Nairobi: Warlords involved in Somalia’s worst fighting in a decade should be
sacked as government ministers and charged with war crimes, members of the
country’s fledgling parliament said yesterday.
About 150 people, many of them civilians, died last week in Mogadishu during
pitched battles between fighters and warlord militias, which many analysts and
Somalis believe are funded by the United States.
The fighting has recently died down but the lawless capital remains tense.
Hundreds of Mogadishu residents chanting anti-US slogans demonstrated against
the violence this week.
Members of parliament meeting in a warehouse in the southern city of Baidoa
asked Prime Minister Mohammad Ali Gedi to dismiss warlords from the cabinet,
saying they broke ceasefire accords signed in Kenya during the formation of the
government.
The warlords include Security Minister Mohammad Qanyare Afrah, Commerce
Minister Muse Sudi Yalahow, Religious Affairs Minister Omar Mohammad Mohamoud
and Militia Disarmament Minister Bootan Isse Alim.
“The warlords have committed genocide,” lawmaker Asha Abdullah said from
Baidoa, a provincial town where the interim government is based.
“Their treacherous acts have caused so many civilian deaths, they should be
charged with war crimes against humanity.”

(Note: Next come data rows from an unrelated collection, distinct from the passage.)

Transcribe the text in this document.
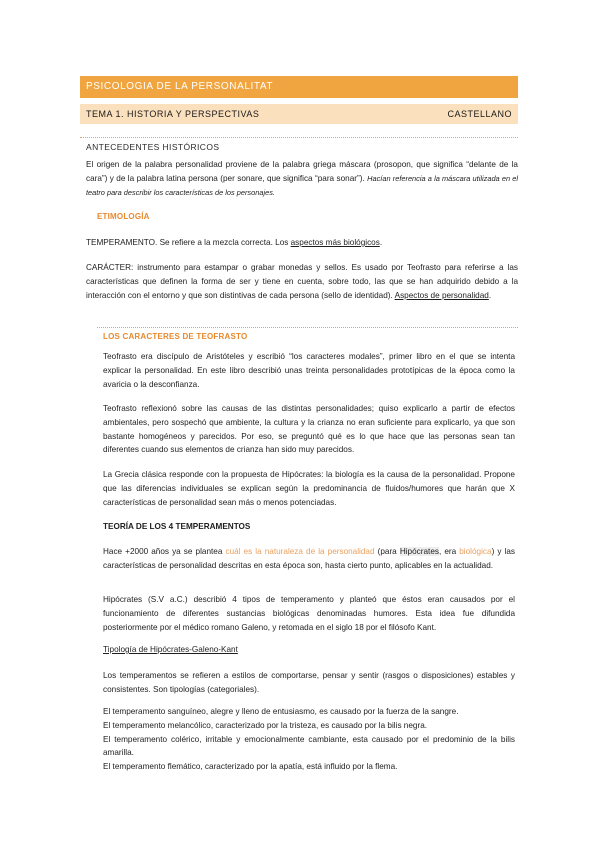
PSICOLOGIA DE LA PERSONALITAT
TEMA 1. HISTORIA Y PERSPECTIVAS	CASTELLANO
ANTECEDENTES HISTÓRICOS

El origen de la palabra personalidad proviene de la palabra griega máscara (prosopon, que significa “delante de la cara”) y de la palabra latina persona (per sonare, que significa “para sonar”). Hacían referencia a la máscara utilizada en el teatro para describir los características de los personajes.

ETIMOLOGÍA

TEMPERAMENTO. Se refiere a la mezcla correcta. Los aspectos más biológicos.

CARÁCTER: instrumento para estampar o grabar monedas y sellos. Es usado por Teofrasto para referirse a las características que definen la forma de ser y tiene en cuenta, sobre todo, las que se han adquirido debido a la interacción con el entorno y que son distintivas de cada persona (sello de identidad). Aspectos de personalidad.

LOS CARACTERES DE TEOFRASTO

Teofrasto era discípulo de Aristóteles y escribió “los caracteres modales”, primer libro en el que se intenta explicar la personalidad. En este libro describió unas treinta personalidades prototípicas de la época como la avaricia o la desconfianza.

Teofrasto reflexionó sobre las causas de las distintas personalidades; quiso explicarlo a partir de efectos ambientales, pero sospechó que ambiente, la cultura y la crianza no eran suficiente para explicarlo, ya que son bastante homogéneos y parecidos. Por eso, se preguntó qué es lo que hace que las personas sean tan diferentes cuando sus elementos de crianza han sido muy parecidos.

La Grecia clásica responde con la propuesta de Hipócrates: la biología es la causa de la personalidad. Propone que las diferencias individuales se explican según la predominancia de fluidos/humores que harán que X características de personalidad sean más o menos potenciadas.

TEORÍA DE LOS 4 TEMPERAMENTOS

Hace +2000 años ya se plantea cuál es la naturaleza de la personalidad (para Hipócrates, era biológica) y las características de personalidad descritas en esta época son, hasta cierto punto, aplicables en la actualidad.

Hipócrates (S.V a.C.) describió 4 tipos de temperamento y planteó que éstos eran causados por el funcionamiento de diferentes sustancias biológicas denominadas humores. Esta idea fue difundida posteriormente por el médico romano Galeno, y retomada en el siglo 18 por el filósofo Kant.

Tipología de Hipócrates-Galeno-Kant

Los temperamentos se refieren a estilos de comportarse, pensar y sentir (rasgos o disposiciones) estables y consistentes. Son tipologías (categoriales).

El temperamento sanguíneo, alegre y lleno de entusiasmo, es causado por la fuerza de la sangre.
El temperamento melancólico, caracterizado por la tristeza, es causado por la bilis negra.
El temperamento colérico, irritable y emocionalmente cambiante, esta causado por el predominio de la bilis amarilla.
El temperamento flemático, caracterizado por la apatía, está influido por la flema.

Mohammad Hassan, another Somali lawmaker, said: “The ministers should be
sacked, stripped of their immunity and then charged with crimes against
humanity.”
But a warlord spokesman dismissed the threats and said the militias were
protecting Mogadishu from a fundamentalist takeover.
“The warlords are still in the government and are engaged in the crucial job
of preventing extremists from taking over the city,” Hussain Gutale Rage said
from Mogadishu.
The interim Somali parliament met inside the country for the first time on
February 26.
But the warlords had formed an “Alliance for the Restoration of Peace and
Counter-Terrorism” a few days before in what many Somalis saw as an attempt to
undermine the new government.
The interim administration of President Abdullahi Yousuf, the 14th attempt at
restoring central rule since the overthrow of dictator Mohammad Siad Barre in
1991, is powerless to control fighting in Mogadishu or even move to the
capital.
Another MP, Ali Bashi, cautioned against confronting the warlords, saying the
government was still too weak.
“They have formed a political party and are heavily armed now,” Bashi said.
“We need to tread carefully.”
Washington has never responded directly to accusations it is backing the
warlords but said earlier this week it was concerned foreign fighters, including
members of Al Qaida, were operating in the failed Horn of Africa state.
“We want to make sure that Al Qaida does not in fact establish a beachhead in
Somalia,” White House spokesman Tony Snow said.
SOMALILAND Hyenas kill four and wound three
Marauding hyenas have mauled to death four people and wounded three in the
latest attack by the scavengers roaming the Somali enclave of Somaliland,
officials said yesterday.
So brazen have the predators become, that local men are sleeping with guns to
protect their families in Ainabo district, 300km from the Somaliland capital
Hargesia.
“One of the last victims was a small child, who was sleeping on his mother’s
lap,” Mohammad Nur Abdillahi, a village official, said by telephone. Attacks in
the last few days have brought to 11 the number of people killed, with 40
wounded in the past nine months by hyenas, another official in the area
said.
“Hyenas live in great numbers in this district. Their attacks on livestock
are nothing new, but attacks on people mostly women and children have been
increasing in the last few years,” Mohammad Omar said.
Known as scavengers that normally feast on dead meat rather than hunt, hyenas
are common across Africa.
Residents of Eritrea, which like Somaliland lies in the Horn of Africa, also
recently reported a wave of hyena attacks around the capital Asmara.